Еще роса блестела на траве и озера дымились туманом, а я уже бродил в своих Ложках. От Даниловой горы к озеру шли лога, вымытые весенними водами. Между логами лежали холмики — гривки, поросшие молоденькими сосенками. Вот между сосенками на полянках и росли рыжики. Это не какие-нибудь вялые лисички, которые у нас и за грибы-то не считали, а настоящие крепыши. Шляпки у них словно разрисованы — поверху вкруговую идут белые нашивки. Нашивки эти перемежаются то красной полоской, то чуть посветлее. А в середине рыжика словно чашечка. Смотришь, а в ней капелька-другая водицы блестит. Это от росы… Растут рыжики семейками, где один грибок, тут ищи и другие. Пройдешь, бывало, по одной гривке — в корзинке уже дно закрыто, по другой — считай, треть корзинки набрал, а как пройдешь все гривки — и корзинка полна грибами. Засолит бабушка в горшочке грибы, какая вкусная еда получается, да еще если положить в нее сметаны… А как-то нарезанные рыжики бабушка в молоке сварила — тоже объеденье.
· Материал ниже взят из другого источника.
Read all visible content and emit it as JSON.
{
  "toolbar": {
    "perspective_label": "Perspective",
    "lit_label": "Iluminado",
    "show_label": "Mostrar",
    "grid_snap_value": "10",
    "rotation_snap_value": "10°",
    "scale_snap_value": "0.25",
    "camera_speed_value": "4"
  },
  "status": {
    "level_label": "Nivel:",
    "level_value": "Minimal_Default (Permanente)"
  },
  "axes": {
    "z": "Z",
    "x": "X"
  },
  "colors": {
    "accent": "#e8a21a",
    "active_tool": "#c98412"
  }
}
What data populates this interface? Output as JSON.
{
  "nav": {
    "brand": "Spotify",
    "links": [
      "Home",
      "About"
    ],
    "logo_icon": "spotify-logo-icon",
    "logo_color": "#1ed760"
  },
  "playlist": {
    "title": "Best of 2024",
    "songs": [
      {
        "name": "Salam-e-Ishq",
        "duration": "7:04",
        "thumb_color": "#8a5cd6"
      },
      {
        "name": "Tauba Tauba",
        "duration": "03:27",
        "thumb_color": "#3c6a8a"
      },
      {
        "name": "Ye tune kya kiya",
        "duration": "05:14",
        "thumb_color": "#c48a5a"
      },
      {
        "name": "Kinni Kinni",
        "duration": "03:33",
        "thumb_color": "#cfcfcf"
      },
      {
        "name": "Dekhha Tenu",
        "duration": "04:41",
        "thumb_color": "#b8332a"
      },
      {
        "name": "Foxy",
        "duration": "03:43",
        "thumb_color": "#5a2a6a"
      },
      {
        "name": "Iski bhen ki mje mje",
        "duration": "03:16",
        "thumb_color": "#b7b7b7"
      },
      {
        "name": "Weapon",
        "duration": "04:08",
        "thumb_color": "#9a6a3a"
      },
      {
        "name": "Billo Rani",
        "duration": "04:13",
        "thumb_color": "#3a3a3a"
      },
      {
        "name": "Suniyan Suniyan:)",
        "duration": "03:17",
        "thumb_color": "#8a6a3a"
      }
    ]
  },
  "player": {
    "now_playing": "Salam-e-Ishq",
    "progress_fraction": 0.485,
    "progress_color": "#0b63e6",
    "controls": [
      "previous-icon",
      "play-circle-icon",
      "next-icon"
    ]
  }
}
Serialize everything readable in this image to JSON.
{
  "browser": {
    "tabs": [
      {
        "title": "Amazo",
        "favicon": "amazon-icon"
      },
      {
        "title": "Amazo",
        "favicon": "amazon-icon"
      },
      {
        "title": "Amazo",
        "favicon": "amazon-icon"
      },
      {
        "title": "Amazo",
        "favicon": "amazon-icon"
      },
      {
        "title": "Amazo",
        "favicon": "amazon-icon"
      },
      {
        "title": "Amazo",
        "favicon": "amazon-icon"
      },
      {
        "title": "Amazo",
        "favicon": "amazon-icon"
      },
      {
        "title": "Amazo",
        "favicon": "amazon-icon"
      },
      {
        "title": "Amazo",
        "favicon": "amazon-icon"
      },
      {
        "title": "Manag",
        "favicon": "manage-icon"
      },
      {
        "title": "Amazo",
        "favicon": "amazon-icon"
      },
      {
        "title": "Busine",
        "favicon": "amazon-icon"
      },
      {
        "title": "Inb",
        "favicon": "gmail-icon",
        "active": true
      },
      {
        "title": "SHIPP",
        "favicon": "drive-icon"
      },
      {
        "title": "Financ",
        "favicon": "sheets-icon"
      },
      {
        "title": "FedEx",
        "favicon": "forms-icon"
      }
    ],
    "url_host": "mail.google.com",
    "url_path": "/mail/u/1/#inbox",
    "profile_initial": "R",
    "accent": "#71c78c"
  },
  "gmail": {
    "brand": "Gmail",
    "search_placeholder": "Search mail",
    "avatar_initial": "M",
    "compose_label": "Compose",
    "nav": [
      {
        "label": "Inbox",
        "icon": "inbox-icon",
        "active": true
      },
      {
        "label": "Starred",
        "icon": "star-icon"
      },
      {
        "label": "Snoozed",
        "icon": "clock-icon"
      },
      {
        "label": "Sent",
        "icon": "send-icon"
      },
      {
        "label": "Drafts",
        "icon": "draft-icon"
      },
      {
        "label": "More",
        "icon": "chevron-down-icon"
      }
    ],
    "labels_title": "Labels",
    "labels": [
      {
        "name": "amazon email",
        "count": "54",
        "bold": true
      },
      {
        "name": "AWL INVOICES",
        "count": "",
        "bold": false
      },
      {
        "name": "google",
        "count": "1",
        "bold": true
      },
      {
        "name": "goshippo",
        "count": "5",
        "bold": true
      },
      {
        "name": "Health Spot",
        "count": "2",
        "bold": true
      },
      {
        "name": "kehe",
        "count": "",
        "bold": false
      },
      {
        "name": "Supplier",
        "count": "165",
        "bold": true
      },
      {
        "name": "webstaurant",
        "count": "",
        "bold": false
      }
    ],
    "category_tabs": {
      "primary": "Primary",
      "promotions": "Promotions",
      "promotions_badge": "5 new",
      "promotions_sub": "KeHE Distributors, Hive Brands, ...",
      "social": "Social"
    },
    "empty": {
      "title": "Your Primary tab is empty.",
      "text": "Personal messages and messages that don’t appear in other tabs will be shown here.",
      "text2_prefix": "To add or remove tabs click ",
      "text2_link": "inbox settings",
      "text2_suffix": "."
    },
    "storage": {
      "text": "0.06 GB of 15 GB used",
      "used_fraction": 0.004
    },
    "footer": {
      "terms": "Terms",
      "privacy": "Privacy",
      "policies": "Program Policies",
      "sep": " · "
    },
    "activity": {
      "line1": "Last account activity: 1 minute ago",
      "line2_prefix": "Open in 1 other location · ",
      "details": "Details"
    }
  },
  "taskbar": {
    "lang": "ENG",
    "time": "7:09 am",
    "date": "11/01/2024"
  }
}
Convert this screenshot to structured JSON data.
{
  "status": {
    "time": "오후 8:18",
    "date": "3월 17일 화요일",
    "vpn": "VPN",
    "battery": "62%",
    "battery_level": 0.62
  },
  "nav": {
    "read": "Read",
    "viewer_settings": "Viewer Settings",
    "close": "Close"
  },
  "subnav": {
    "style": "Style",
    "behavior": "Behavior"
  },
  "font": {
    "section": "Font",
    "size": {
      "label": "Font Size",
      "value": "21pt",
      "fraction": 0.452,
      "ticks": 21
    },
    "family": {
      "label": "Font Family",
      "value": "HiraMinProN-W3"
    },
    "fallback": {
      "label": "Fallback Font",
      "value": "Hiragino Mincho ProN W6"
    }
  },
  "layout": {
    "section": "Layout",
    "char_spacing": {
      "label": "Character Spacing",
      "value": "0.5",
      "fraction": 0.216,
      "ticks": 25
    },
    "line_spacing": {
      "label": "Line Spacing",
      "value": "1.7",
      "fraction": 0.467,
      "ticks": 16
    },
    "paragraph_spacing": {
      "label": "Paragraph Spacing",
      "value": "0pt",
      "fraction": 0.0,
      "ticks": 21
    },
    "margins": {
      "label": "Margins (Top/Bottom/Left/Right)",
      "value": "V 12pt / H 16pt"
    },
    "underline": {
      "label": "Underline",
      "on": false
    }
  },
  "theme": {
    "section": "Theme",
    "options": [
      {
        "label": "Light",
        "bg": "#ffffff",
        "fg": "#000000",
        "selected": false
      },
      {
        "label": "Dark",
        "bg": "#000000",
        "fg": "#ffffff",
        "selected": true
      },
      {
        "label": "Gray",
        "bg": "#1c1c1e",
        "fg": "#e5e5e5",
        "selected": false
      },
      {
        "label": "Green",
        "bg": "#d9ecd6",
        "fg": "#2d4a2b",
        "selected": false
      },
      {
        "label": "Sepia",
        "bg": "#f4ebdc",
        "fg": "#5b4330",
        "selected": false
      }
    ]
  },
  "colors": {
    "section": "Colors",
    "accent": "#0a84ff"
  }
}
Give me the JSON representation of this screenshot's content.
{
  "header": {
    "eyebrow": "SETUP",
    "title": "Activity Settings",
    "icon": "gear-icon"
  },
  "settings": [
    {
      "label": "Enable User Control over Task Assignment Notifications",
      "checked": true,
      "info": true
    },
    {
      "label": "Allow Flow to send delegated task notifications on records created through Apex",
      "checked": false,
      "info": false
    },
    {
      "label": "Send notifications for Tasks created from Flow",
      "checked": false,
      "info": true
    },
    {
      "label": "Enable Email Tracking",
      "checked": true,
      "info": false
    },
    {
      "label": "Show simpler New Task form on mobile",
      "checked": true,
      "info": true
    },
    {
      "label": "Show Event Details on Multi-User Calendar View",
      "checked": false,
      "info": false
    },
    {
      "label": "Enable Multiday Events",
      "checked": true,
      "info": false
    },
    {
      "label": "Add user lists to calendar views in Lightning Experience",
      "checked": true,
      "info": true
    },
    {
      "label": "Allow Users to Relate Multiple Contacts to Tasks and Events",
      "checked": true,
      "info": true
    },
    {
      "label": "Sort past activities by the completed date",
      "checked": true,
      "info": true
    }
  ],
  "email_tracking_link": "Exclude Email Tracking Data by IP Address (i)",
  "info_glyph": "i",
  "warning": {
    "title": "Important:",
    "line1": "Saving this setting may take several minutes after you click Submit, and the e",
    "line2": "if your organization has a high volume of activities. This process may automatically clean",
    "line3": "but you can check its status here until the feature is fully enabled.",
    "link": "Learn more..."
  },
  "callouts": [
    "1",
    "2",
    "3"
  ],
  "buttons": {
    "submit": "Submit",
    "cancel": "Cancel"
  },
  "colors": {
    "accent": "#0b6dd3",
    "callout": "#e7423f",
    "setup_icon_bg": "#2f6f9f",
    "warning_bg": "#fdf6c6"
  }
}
Я любил собирать и маслята. Эти низкорослые грибы с выпуклой красно-бурой шляпкой, подернутой маслянистой пленкой, я часто носил домой из Борка. Бабушка чистила их и поджаривала в глиняной плошке. Мать возвращалась домой с работы и, лакомясь моими грибами, хвалила меня:

— Кормилец ты у нас!

Раза два в лето я приносил домой по большому мухомору для отравы мух. Красивый этот мухомор: красная шляпка с белыми горошками и белая длинная ножка в бахроме. А вот для еды не годится — ядовитый гриб. Но все же нашли и ему применение.

Вообще лес для меня был родным домом.

Каждое лето на опушке Борка останавливались цыгане, жили здесь иногда по целой неделе. Мы с Колей частенько бегали к этим веселым, беспечным людям. Набьем, бывало, карманы сухарями и бежим в табор, смотрим, как у костров загорелые цыганки с большими кольцами в ушах готовят свое варево. Тут же рядом кудрявые белозубые парни сидят с молодыми цыганками и поют песни. Старухи, как всегда, кому-нибудь из деревенских гадают. Старики же цыгане с кнутами в руках муштруют лошадей, готовят напоказ, чтоб поскорей променять их. Цыганенки, лохматые и оборванные, выпрашивают деньги и пляшут под бубен. Мы с Колей переходили от одного костра к другому, угощали цыганенков сухарями, и они не оставались в долгу — плясали, ходили на руках колесом, выбивали голыми пятками «гвоздики», показывали забавные фокусы. А если случалась в таборе свадьба, тут уж не один день земля ходуном ходила. Тут им не мешай, даже собаки, привязанные на цепи к телегам, умолкали. Бывали у них и споры меж собой, иногда кулаки пускали в ход, а то и ножи.